Proxies were not intended for active soliciting. Soliciting proxies in condo communities has been inappropriately used as a means to influence condo board decisions or election voting.
Individuals disagreeing with a board decision or attempting to control the outcome of an election may solicit proxies from unit owners. They do so by having a unit owner sign a Proxy Form granting authority for an individual to vote on their behalf. This allows one or a group of owners to pursue an agenda intended to change a condo board decision or determine who is elected to the board. One common use of proxies in condo corporations is to get uninformed condo owners to support friends or associates for election to a condo board regardless of limited experience or personal agenda.
One way to solicit proxies is to knock on doors and ask the unit owner to sign a proxy form.
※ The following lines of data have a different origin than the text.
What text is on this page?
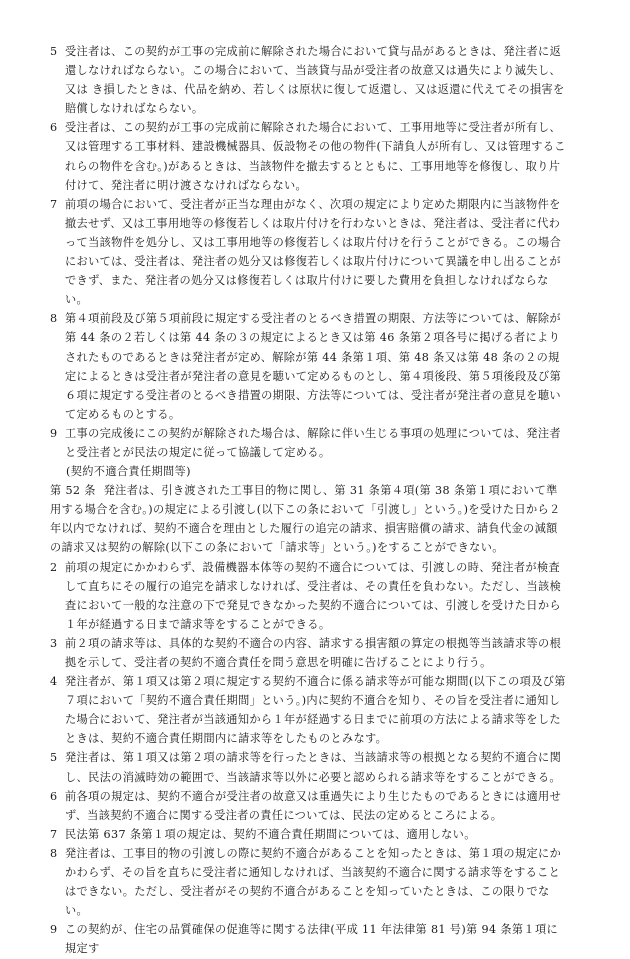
5 受注者は、この契約が工事の完成前に解除された場合において貸与品があるときは、発注者に返還しなければならない。この場合において、当該貸与品が受注者の故意又は過失により滅失し、又は き損したときは、代品を納め、若しくは原状に復して返還し、又は返還に代えてその損害を賠償しなければならない。

6 受注者は、この契約が工事の完成前に解除された場合において、工事用地等に受注者が所有し、又は管理する工事材料、建設機械器具、仮設物その他の物件(下請負人が所有し、又は管理するこれらの物件を含む。)があるときは、当該物件を撤去するとともに、工事用地等を修復し、取り片付けて、発注者に明け渡さなければならない。

7 前項の場合において、受注者が正当な理由がなく、次項の規定により定めた期限内に当該物件を撤去せず、又は工事用地等の修復若しくは取片付けを行わないときは、発注者は、受注者に代わって当該物件を処分し、又は工事用地等の修復若しくは取片付けを行うことができる。この場合においては、受注者は、発注者の処分又は修復若しくは取片付けについて異議を申し出ることができず、また、発注者の処分又は修復若しくは取片付けに要した費用を負担しなければならない。

8 第４項前段及び第５項前段に規定する受注者のとるべき措置の期限、方法等については、解除が第 44 条の２若しくは第 44 条の３の規定によるとき又は第 46 条第２項各号に掲げる者によりされたものであるときは発注者が定め、解除が第 44 条第１項、第 48 条又は第 48 条の２の規定によるときは受注者が発注者の意見を聴いて定めるものとし、第４項後段、第５項後段及び第６項に規定する受注者のとるべき措置の期限、方法等については、受注者が発注者の意見を聴いて定めるものとする。

9 工事の完成後にこの契約が解除された場合は、解除に伴い生じる事項の処理については、発注者と受注者とが民法の規定に従って協議して定める。

(契約不適合責任期間等)

第 52 条 発注者は、引き渡された工事目的物に関し、第 31 条第４項(第 38 条第１項において準用する場合を含む。)の規定による引渡し(以下この条において「引渡し」という。)を受けた日から２年以内でなければ、契約不適合を理由とした履行の追完の請求、損害賠償の請求、請負代金の減額の請求又は契約の解除(以下この条において「請求等」という。)をすることができない。

2 前項の規定にかかわらず、設備機器本体等の契約不適合については、引渡しの時、発注者が検査して直ちにその履行の追完を請求しなければ、受注者は、その責任を負わない。ただし、当該検査において一般的な注意の下で発見できなかった契約不適合については、引渡しを受けた日から１年が経過する日まで請求等をすることができる。

3 前２項の請求等は、具体的な契約不適合の内容、請求する損害額の算定の根拠等当該請求等の根拠を示して、受注者の契約不適合責任を問う意思を明確に告げることにより行う。

4 発注者が、第１項又は第２項に規定する契約不適合に係る請求等が可能な期間(以下この項及び第７項において「契約不適合責任期間」という。)内に契約不適合を知り、その旨を受注者に通知した場合において、発注者が当該通知から１年が経過する日までに前項の方法による請求等をしたときは、契約不適合責任期間内に請求等をしたものとみなす。

5 発注者は、第１項又は第２項の請求等を行ったときは、当該請求等の根拠となる契約不適合に関し、民法の消滅時効の範囲で、当該請求等以外に必要と認められる請求等をすることができる。

6 前各項の規定は、契約不適合が受注者の故意又は重過失により生じたものであるときには適用せず、当該契約不適合に関する受注者の責任については、民法の定めるところによる。

7 民法第 637 条第１項の規定は、契約不適合責任期間については、適用しない。

8 発注者は、工事目的物の引渡しの際に契約不適合があることを知ったときは、第１項の規定にかかわらず、その旨を直ちに受注者に通知しなければ、当該契約不適合に関する請求等をすることはできない。ただし、受注者がその契約不適合があることを知っていたときは、この限りでない。

9 この契約が、住宅の品質確保の促進等に関する法律(平成 11 年法律第 81 号)第 94 条第１項に規定す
Another method is to leave documents at each door. Either approach may be in contravention of no soliciting rules disallowing such activities except for purposes of government elections. For these purposes Section 118 of the Ontario Condo Act states “No corporation or employee or agent of a corporation shall restrict reasonable access to the property by candidates, or their authorized representatives, for election to the House of Commons, the Legislative Assembly or an office in a municipal government or school board if access is necessary for the purpose of canvassing or distributing election material.”
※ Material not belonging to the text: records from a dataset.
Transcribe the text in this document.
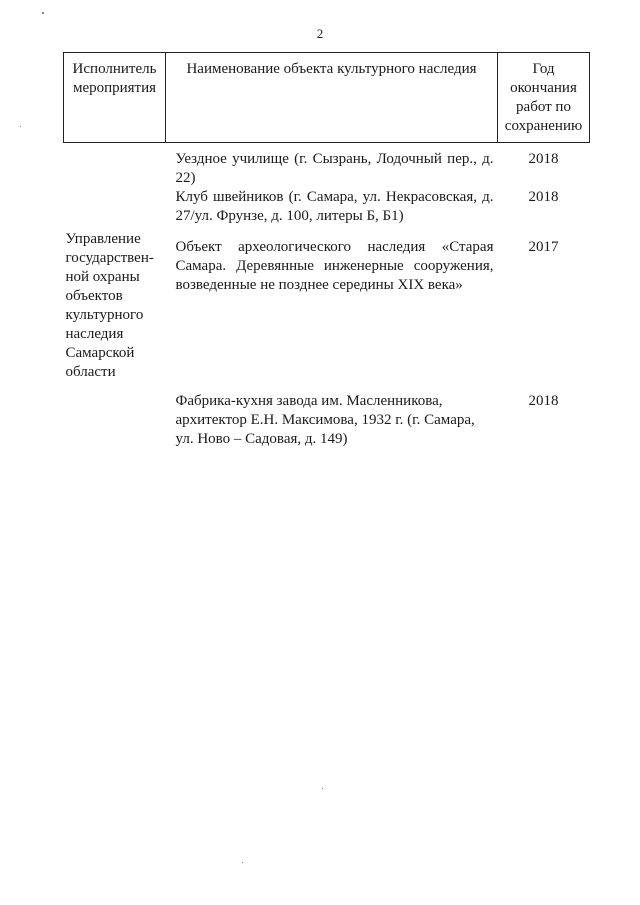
2
Исполнитель мероприятия	Наименование объекта культурного наследия	Год окончания работ по сохранению

Управление государствен-ной охраны объектов культурного наследия Самарской области	Уездное училище (г. Сызрань, Лодочный пер., д. 22)	2018
	Клуб швейников (г. Самара, ул. Некрасовская, д. 27/ул. Фрунзе, д. 100, литеры Б, Б1)	2018
	Объект археологического наследия «Старая Самара. Деревянные инженерные сооружения, возведенные не позднее середины XIX века»	2017
	Фабрика-кухня завода им. Масленникова, архитектор Е.Н. Максимова, 1932 г. (г. Самара, ул. Ново – Садовая, д. 149)	2018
These restrictions exist for good reason. Should soliciting be allowed, it would be difficult to prevent soliciting for other purposes that include selling of goods and services. Anyone obtaining access to a building to “knock on doors” would also constitute a security risk that compromises the safety of building residents and property.
Where proxies are warranted, they can be solicited through websites, social media and e-mail not controlled by the condo corporation.